Variations in Utilization of Clinical Preventive Services in Older Adults with Near Universal Health Coverage

Wednesday, 1 August 2012: 1:30 PM

Sandra C. Bibb, DNSc, RN
Graduate School of Nursing, Uniformed Services University of the Health Sciences, Bethesda, MD

Learning Objective 1: Identify factors associated with variations in utilization of clinical preventive services in older adults with near universal health coverage from developed economies.

Learning Objective 2: Discuss the impact of moderators of access on variations in use of clinical preventive services in older adults with near universal health coverage.

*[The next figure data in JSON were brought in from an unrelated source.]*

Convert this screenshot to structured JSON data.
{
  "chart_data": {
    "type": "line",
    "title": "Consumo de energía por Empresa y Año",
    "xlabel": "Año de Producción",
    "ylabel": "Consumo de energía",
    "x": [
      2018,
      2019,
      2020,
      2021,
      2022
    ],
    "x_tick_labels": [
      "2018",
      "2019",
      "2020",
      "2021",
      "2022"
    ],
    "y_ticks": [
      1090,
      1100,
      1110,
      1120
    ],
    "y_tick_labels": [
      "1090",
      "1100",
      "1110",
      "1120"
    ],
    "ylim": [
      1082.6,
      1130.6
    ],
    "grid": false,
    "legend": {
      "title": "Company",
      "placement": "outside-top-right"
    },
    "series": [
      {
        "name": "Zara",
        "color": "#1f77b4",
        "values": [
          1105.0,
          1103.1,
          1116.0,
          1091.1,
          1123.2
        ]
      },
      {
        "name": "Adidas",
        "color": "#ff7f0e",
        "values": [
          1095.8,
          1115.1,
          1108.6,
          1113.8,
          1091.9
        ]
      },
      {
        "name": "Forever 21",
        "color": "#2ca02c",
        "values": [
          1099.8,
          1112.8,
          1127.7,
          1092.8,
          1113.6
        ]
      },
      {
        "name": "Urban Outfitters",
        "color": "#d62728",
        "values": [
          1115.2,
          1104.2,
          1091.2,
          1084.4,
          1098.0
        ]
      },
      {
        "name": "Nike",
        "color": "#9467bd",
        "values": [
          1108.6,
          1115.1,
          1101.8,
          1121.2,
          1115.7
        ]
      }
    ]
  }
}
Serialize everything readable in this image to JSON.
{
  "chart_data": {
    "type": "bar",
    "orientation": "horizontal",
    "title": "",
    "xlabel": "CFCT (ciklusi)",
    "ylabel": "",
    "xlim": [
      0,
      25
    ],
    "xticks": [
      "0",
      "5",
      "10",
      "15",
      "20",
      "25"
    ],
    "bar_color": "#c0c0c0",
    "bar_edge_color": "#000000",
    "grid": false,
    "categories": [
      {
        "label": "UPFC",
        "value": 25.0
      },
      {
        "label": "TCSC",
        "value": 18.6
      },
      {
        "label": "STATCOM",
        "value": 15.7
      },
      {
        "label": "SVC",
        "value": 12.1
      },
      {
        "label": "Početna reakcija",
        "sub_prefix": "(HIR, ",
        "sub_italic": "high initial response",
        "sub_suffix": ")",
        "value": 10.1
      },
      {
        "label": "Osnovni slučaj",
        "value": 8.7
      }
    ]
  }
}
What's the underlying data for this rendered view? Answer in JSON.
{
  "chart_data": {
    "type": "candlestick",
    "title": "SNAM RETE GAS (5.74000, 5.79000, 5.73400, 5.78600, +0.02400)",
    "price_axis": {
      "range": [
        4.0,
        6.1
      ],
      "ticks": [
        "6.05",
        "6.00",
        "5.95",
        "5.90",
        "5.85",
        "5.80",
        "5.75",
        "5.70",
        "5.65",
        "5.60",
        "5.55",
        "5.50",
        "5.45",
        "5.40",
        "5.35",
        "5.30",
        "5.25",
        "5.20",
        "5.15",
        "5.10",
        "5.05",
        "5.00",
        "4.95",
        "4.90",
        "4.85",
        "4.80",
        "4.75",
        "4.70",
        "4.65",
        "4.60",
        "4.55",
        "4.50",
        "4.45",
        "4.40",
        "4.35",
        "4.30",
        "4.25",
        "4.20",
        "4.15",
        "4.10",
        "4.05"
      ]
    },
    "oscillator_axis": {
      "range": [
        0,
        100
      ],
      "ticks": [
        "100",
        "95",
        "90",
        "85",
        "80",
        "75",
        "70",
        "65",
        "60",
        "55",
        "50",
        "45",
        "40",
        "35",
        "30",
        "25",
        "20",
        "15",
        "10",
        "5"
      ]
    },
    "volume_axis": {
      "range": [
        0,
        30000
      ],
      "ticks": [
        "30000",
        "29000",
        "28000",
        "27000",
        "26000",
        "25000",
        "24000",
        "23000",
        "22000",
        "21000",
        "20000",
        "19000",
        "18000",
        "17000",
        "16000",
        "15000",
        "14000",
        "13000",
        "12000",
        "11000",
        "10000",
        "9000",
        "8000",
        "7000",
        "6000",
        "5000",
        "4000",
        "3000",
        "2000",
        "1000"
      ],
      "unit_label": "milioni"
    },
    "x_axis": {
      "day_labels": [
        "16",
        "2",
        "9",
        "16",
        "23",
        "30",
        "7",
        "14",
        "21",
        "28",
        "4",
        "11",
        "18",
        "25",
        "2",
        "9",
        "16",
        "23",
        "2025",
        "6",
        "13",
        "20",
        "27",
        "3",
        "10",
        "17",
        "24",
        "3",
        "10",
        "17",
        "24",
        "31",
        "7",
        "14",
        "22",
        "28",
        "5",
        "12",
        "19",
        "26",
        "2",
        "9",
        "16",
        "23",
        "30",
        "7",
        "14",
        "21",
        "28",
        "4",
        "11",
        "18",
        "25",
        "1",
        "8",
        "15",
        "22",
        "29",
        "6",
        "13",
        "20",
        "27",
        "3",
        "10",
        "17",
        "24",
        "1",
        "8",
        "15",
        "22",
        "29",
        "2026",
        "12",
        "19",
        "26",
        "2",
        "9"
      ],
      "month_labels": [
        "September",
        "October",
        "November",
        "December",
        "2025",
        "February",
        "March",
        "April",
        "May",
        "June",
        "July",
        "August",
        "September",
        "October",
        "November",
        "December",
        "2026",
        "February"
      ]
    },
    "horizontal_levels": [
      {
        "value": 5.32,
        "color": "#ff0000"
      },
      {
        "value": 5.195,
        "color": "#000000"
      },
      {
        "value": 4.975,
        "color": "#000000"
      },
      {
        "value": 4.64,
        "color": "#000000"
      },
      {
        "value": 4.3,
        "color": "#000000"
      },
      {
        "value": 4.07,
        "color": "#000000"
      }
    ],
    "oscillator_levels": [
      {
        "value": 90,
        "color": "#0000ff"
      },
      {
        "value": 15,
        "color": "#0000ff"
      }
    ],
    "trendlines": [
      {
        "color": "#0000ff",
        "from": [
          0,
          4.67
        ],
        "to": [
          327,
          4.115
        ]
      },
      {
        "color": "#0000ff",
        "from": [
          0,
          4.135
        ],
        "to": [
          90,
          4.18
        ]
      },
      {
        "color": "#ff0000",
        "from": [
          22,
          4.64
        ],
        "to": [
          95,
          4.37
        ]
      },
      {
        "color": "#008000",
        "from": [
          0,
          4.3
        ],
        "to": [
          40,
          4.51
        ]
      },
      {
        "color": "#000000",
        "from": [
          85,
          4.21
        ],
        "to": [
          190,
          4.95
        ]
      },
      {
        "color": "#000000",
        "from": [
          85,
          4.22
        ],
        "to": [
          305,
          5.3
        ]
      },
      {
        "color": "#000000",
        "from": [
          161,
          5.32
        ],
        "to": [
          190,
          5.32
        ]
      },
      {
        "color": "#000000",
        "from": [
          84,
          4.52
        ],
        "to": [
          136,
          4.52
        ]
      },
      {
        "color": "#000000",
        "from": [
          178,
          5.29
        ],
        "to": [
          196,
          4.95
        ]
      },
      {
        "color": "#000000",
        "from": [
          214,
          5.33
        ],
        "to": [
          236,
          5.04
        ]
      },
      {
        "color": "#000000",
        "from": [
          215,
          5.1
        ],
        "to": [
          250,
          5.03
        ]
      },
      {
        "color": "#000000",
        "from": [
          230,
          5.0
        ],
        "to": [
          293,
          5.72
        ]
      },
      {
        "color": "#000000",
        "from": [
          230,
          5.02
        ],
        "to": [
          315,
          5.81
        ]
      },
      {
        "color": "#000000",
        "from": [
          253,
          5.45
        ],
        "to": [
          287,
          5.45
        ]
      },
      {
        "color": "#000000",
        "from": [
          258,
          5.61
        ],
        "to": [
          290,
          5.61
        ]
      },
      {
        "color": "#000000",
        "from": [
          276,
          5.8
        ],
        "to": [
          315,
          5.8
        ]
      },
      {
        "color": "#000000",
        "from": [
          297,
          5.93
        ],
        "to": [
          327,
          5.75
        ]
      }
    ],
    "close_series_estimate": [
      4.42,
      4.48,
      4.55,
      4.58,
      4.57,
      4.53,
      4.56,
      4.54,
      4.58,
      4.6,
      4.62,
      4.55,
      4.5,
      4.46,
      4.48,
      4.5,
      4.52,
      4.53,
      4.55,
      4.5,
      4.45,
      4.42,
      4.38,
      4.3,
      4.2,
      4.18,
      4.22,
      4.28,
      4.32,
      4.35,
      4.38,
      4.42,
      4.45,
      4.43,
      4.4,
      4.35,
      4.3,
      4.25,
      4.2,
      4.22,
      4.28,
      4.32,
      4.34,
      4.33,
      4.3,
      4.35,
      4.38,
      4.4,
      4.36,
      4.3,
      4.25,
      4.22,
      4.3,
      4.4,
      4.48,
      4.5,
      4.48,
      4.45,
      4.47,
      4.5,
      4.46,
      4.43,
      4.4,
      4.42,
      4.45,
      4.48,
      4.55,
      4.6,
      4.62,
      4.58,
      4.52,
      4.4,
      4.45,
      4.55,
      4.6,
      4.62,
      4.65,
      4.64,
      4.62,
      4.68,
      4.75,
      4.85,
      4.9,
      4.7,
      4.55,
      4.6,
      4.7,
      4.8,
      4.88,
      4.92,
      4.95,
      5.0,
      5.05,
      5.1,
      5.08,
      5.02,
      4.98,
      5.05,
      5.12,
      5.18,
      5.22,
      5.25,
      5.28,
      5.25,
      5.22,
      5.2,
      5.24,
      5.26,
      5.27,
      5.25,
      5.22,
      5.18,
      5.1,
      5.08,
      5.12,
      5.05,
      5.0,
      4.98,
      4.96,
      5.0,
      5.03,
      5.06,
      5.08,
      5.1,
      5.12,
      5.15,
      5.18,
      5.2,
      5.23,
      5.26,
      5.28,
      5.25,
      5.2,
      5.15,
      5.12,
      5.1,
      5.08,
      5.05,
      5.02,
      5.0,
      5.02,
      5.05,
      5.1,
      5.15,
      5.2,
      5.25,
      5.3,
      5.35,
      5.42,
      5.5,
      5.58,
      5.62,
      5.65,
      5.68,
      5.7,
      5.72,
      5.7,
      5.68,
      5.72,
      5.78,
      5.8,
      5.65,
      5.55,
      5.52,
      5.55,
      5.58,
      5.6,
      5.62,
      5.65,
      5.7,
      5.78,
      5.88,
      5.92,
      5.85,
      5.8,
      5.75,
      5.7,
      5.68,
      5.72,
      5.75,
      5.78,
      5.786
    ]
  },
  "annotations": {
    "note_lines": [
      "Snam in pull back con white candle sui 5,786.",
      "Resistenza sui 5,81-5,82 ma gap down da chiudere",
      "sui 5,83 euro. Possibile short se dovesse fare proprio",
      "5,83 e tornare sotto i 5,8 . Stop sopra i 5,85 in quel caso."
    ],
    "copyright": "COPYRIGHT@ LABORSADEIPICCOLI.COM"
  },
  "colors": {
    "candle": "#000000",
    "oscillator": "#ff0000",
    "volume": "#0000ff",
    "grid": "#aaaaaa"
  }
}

Purpose: The purpose of this study was to determine the relationships between potential access (characteristics of the delivery system and population at risk) and realized access (utilization of clinical preventive services [CPS]) in a homogeneous (race, income, education, place of residence) sample of older adults with near universal health coverage (health insurance, regular place of care). Variations in utilization of clinical preventive services in older adults in developed economies are attributed primarily to variations in health coverage (health insurance, place of care) and social determinants of health (income, education, race, ethnicity, or geographical location).  Progress is being made in eliminating structural and financial barriers related to access to care, yet variations continue to exist in utilization of clinical preventive services by older adults with near universal health coverage.

Methods:  Theorized relationships were explored using questions from the United States’ Behavioral Risk Factor Surveillance System Survey; Aday and Andersen’s (1981) conceptualization of access; and Baron and Kenny’s (1986) approach to moderator analysis,  and a homogenous convenience sample of 202 older adults (mean age 84; SD 5.23) with near universal health coverage. Data collected in face-to-face interviews across a two year period (2007-2009) were analyzed using Chi-square, Mann Whitney U, and Hierarchical Logistic Regression.

Results: Several logistic regression models of potential access (process indicators: advised to lose weight, high blood pressure, high cholesterol, gender, perceived health status, BMI> 30kg/m2); and realized access (objective indicators of health service use: check up in last 12 months; ever had colonoscopy/ sigmoidscopy) showed statistically significant (p<.05) improvement in model fit by adding interaction terms.

 Conclusion: Studying the impact of non-social determinant of health moderators of potential access on realized access (actual use of CPS), may yield more insight into variations in utilization of CPS than studying the impact of health insurance coverage alone.